Over the protests of Colorado’s state treasurer, the head of the state’s retirement system received a 3 percent salary increase on Tuesday—his second raise in just over a year—bringing his salary to nearly $406,000 in 2017.
Greg Smith, chief executive of the Colorado Public Employees’ Retirement Association, also will receive an incentive payment of 20 percent for leading the $47 billion, 300-employee retirement system, which amounts to nearly $79,000. Smith’s current salary is $394,000.
State Treasurer Walker Stapleton, an ex-officio, voting member of PERA’s board of trustees—and a longtime critic of the system—assailed the raise, pointing out that the pension fund for the state’s more than 547,000 members faces about $30 billion in unfunded liabilities.
“It is unconscionable that Greg Smith will receive a 3 percent raise and 20 percent bonus for doing absolutely nothing to address PERA’s growing unfunded liability,” Stapleton said in a statement issued by his office. “This bonus is not tied to any performance. He is getting an extra 20 percent for simply showing up and maintaining the status quo. This is a prime example of all that is wrong with government.” [Pols emphasis]
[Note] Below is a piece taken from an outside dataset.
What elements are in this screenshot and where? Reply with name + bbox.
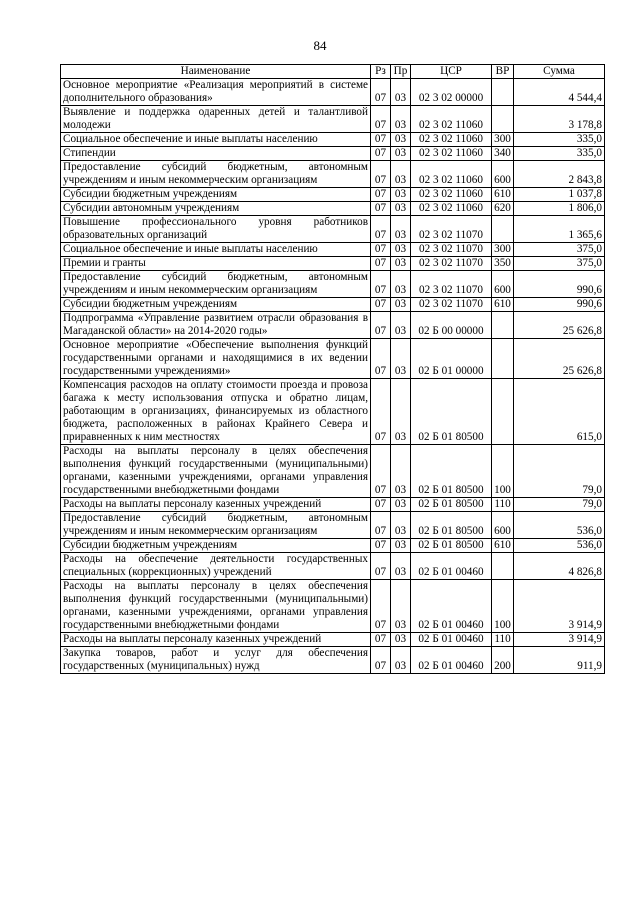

We’re not going to even attempt to defend this raise for Greg Smith…but we also don’t have to worry about our own very public history of avoiding the office. This is a strangely-worded line of attack for Stapleton, who has had plenty of problems himself with just “showing up” for work while serving as Treasurer. Stapleton received a mountain of bad press when he was running for re-election two years ago because he apparently rarely bothered to show up at his office in the State Capitol. As we wrote in October 2014, Democratic challenger Betsy Markey hit Stapleton hard in a TV ad over results of an open records request showing that Stapleton’s key card left his wallet about as often as that old buy-5-get-one-free card from the local deli:
Based on data gleaned from an Open Records request of Stapleton’s state-appointed key card (which he needs to enter the State Capitol), there are probably tour guides who spend more time in the building than Stapleton himself. As the script for the ad explains:
At best…it’s inexcusable.
At worst…it’s a scandal. State Treasurer Walker Stapleton.
Official key-card records from his Denver office confirm…
Stapleton only bothers showing up at his office around ten days a month.
Often, skipping the office for weeks at a time.
Or only showing up after three P.M.
This is a pretty straightforward ad that is hard for Stapleton’s campaign to fully refute, though Stapleton’s spokesperson, Michael Fortney, tried lamely to defend his boss when questioned by Denver Post reporter Lynn Bartels. According to Fortney, Stapleton often forgets his key card, and when he does, he just enters the capitol through the public entrance.
Colorado’s State Treasurer makes an annual salary of $68,500. If this were an hourly position, Stapleton’s take-home pay would be more along the lines of the Federal Poverty Level.